The releaseAwaitingFor parameter simulates time passage for delayed messages. Tests run in milliseconds while verifying behavior that would take 24 hours in production. In-memory channels replace RabbitMQ or database queues, making tests fast, deterministic, and infrastructure-independent.

Choosing the Right Pattern

The three patterns address different levels of process complexity:

Delayed Messages work for standalone scheduled actions:

  • Send reminder email after 3 days
  • Cancel unpaid order after 24 hours
  • Retry failed API call with exponential backoff
  • Trigger subscription renewal at billing date

No workflow state needed—just defer a single handler's execution.

Pipe&Filters and Orchestrators (Stateless Workflows) fit sequential pipelines:

  • Image processing (validate → resize → optimize → upload)
  • Data import (parse → validate → transform → store)
  • Document generation (gather data → render → convert → deliver)

Messages carry their routing; no database involvement in workflow progression.

Sagas (Stateful Workflow) handle complex coordination:

  • Order fulfillment with payment, inventory, and shipping
  • Subscription management with billing cycles and grace periods
  • Approval workflows with multiple human decision points
  • Any process where events arrive in unpredictable order

State persists across events; decisions depend on accumulated context.

The key insight: start with the simplest pattern that handles your requirements. Most "workflow" needs are actually delayed actions. Many multi-step processes are stateless pipelines. Reserve Sagas for genuine coordination challenges.

Conclusion

At the beginning of this article, I stated that you don't need workflows. This relates to what's typically understood as workflow architecture—stateful solutions running on state machines or external services.

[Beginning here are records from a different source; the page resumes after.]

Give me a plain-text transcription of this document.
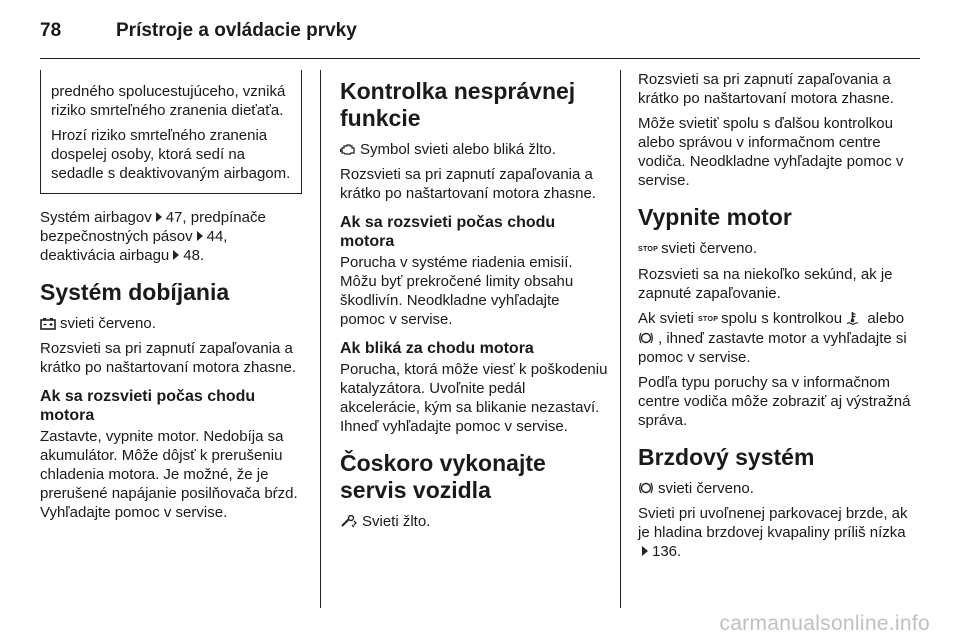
78	Prístroje a ovládacie prvky

predného spolucestujúceho, vzniká riziko smrteľného zranenia dieťaťa.

Hrozí riziko smrteľného zranenia dospelej osoby, ktorá sedí na sedadle s deaktivovaným airbagom.

Systém airbagov 47, predpínače bezpečnostných pásov 44, deaktivácia airbagu 48.

Systém dobíjania

svieti červeno.

Rozsvieti sa pri zapnutí zapaľovania a krátko po naštartovaní motora zhasne.

Ak sa rozsvieti počas chodu motora

Zastavte, vypnite motor. Nedobíja sa akumulátor. Môže dôjsť k prerušeniu chladenia motora. Je možné, že je prerušené napájanie posilňovača bŕzd. Vyhľadajte pomoc v servise.

Kontrolka nesprávnej funkcie

Symbol svieti alebo bliká žlto.

Rozsvieti sa pri zapnutí zapaľovania a krátko po naštartovaní motora zhasne.

Ak sa rozsvieti počas chodu motora

Porucha v systéme riadenia emisií. Môžu byť prekročené limity obsahu škodlivín. Neodkladne vyhľadajte pomoc v servise.

Ak bliká za chodu motora

Porucha, ktorá môže viesť k poškodeniu katalyzátora. Uvoľnite pedál akcelerácie, kým sa blikanie nezastaví. Ihneď vyhľadajte pomoc v servise.

Čoskoro vykonajte servis vozidla

Svieti žlto.

Rozsvieti sa pri zapnutí zapaľovania a krátko po naštartovaní motora zhasne.

Môže svietiť spolu s ďalšou kontrolkou alebo správou v informačnom centre vodiča. Neodkladne vyhľadajte pomoc v servise.

Vypnite motor

STOP svieti červeno.

Rozsvieti sa na niekoľko sekúnd, ak je zapnuté zapaľovanie.

Ak svieti STOP spolu s kontrolkou alebo , ihneď zastavte motor a vyhľadajte si pomoc v servise.

Podľa typu poruchy sa v informačnom centre vodiča môže zobraziť aj výstražná správa.

Brzdový systém

svieti červeno.

Svieti pri uvoľnenej parkovacej brzde, ak je hladina brzdovej kvapaliny príliš nízka136.

carmanualsonline.info
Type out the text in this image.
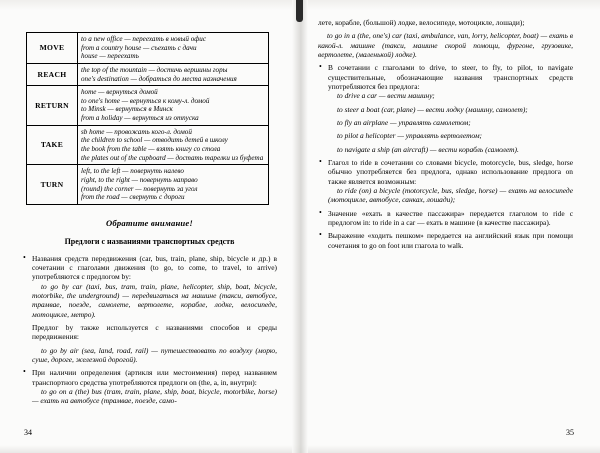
MOVE	to a new office — переехать в новый офис
from a country house — съехать с дачи
house — переехать
REACH	the top of the mountain — достичь вершины горы
one's destination — добраться до места назначения
RETURN	home — вернуться домой
to one's home — вернуться к кому-л. домой
to Minsk — вернуться в Минск
from a holiday — вернуться из отпуска
TAKE	sb home — провожать кого-л. домой
the children to school — отводить детей в школу
the book from the table — взять книгу со стола
the plates out of the cupboard — достать тарелки из буфета
TURN	left, to the left — повернуть налево
right, to the right — повернуть направо
(round) the corner — повернуть за угол
from the road — свернуть с дороги
Обратите внимание!
Предлоги с названиями транспортных средств
• Названия средств передвижения (car, bus, train, plane, ship, bicycle и др.) в сочетании с глаголами движения (to go, to come, to travel, to arrive) употребляются с предлогом by:

to go by car (taxi, bus, tram, train, plane, helicopter, ship, boat, bicycle, motorbike, the underground) — передвигаться на машине (такси, автобусе, трамвае, поезде, самолете, вертолете, корабле, лодке, велосипеде, мотоцикле, метро).

Предлог by также используется с названиями способов и среды передвижения:

to go by air (sea, land, road, rail) — путешествовать по воздуху (морю, суше, дороге, железной дорогой).

• При наличии определения (артикля или местоимения) перед названием транспортного средства употребляются предлоги on (the, а, in, внутри):

to go on a (the) bus (tram, train, plane, ship, boat, bicycle, motorbike, horse) — ехать на автобусе (трамвае, поезде, само-

лете, корабле, (большой) лодке, велосипеде, мотоцикле, лошади);

to go in a (the, one's) car (taxi, ambulance, van, lorry, helicopter, boat) — ехать в какой-л. машине (такси, машине скорой помощи, фургоне, грузовике, вертолете, (маленькой) лодке).

• В сочетании с глаголами to drive, to steer, to fly, to pilot, to navigate существительные, обозначающие названия транспортных средств употребляются без предлога:

to drive a car — вести машину;

to steer a boat (car, plane) — вести лодку (машину, самолет);

to fly an airplane — управлять самолетом;

to pilot a helicopter — управлять вертолетом;

to navigate a ship (an aircraft) — вести корабль (самолет).

• Глагол to ride в сочетании со словами bicycle, motorcycle, bus, sledge, horse обычно употребляется без предлога, однако использование предлога on также является возможным:

to ride (on) a bicycle (motorcycle, bus, sledge, horse) — ехать на велосипеде (мотоцикле, автобусе, санках, лошади);

• Значение «ехать в качестве пассажира» передается глаголом to ride с предлогом in: to ride in a car — ехать в машине (в качестве пассажира).
• Выражение «ходить пешком» передается на английский язык при помощи сочетания to go on foot или глагола to walk.
34	35
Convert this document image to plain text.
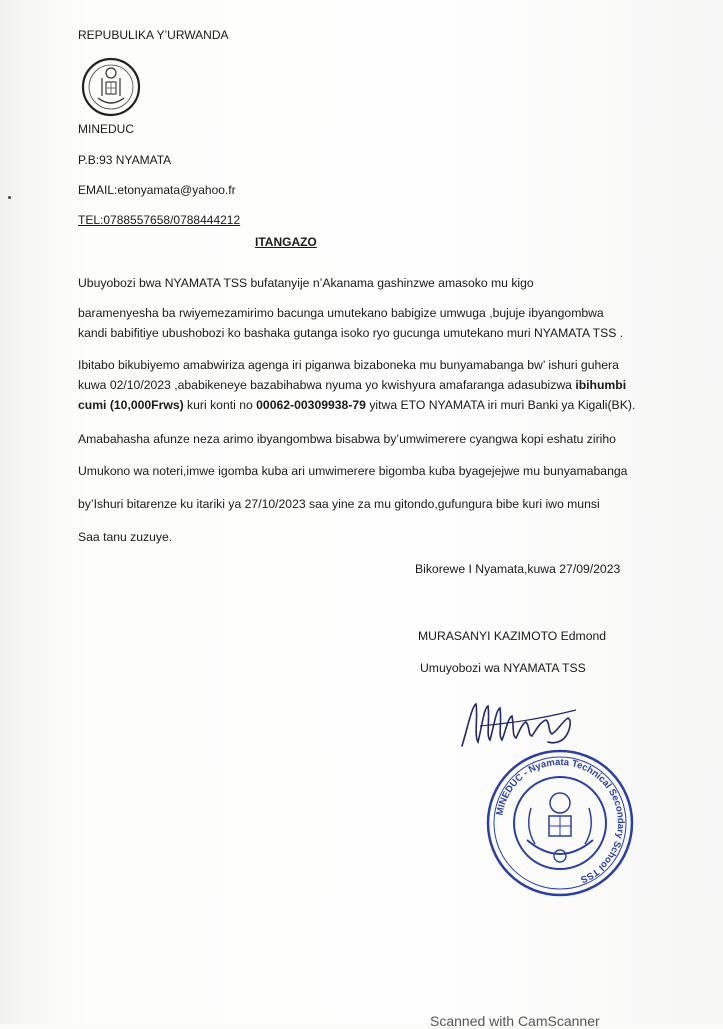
REPUBULIKA Y’URWANDA
MINEDUC
P.B:93 NYAMATA
EMAIL:etonyamata@yahoo.fr
TEL:0788557658/0788444212
ITANGAZO
Ubuyobozi bwa NYAMATA TSS bufatanyije n’Akanama gashinzwe amasoko mu kigo
baramenyesha ba rwiyemezamirimo bacunga umutekano babigize umwuga ,bujuje ibyangombwa
kandi babifitiye ubushobozi ko bashaka gutanga isoko ryo gucunga umutekano muri NYAMATA TSS .
Ibitabo bikubiyemo amabwiriza agenga iri piganwa bizaboneka mu bunyamabanga bw’ ishuri guhera
kuwa 02/10/2023 ,ababikeneye bazabihabwa nyuma yo kwishyura amafaranga adasubizwa ibihumbi
cumi (10,000Frws) kuri konti no 00062-00309938-79 yitwa ETO NYAMATA iri muri Banki ya Kigali(BK).
Amabahasha afunze neza arimo ibyangombwa bisabwa by’umwimerere cyangwa kopi eshatu ziriho
Umukono wa noteri,imwe igomba kuba ari umwimerere bigomba kuba byagejejwe mu bunyamabanga
by’Ishuri bitarenze ku itariki ya 27/10/2023 saa yine za mu gitondo,gufungura bibe kuri iwo munsi
Saa tanu zuzuye.
Bikorewe I Nyamata,kuwa 27/09/2023
MURASANYI KAZIMOTO Edmond
Umuyobozi wa NYAMATA TSS
MINEDUC - Nyamata Technical Secondary School TSS
Scanned with CamScanner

You shouldn't need a Kubernetes cluster to cancel unpaid orders after 24 hours. You shouldn't fear adding a step because the config file is already 400 lines. You shouldn't be in need to maintain different versions of workflows for most common cases.

Delayed messages, the Pipes & Filters approach, and Orchestrators will solve most business workflows in a stateless way—without cron polling, without workflow tables, without infrastructure your DevOps team will reject. And when genuine complexity demands it, Sagas let you handle workflows statefully while keeping the same declarative style.

Having these different tools in your toolkit means choosing the right abstraction for the problem, not forcing every process through the same heavyweight machinery. Start simple. Add complexity only when the business requires it.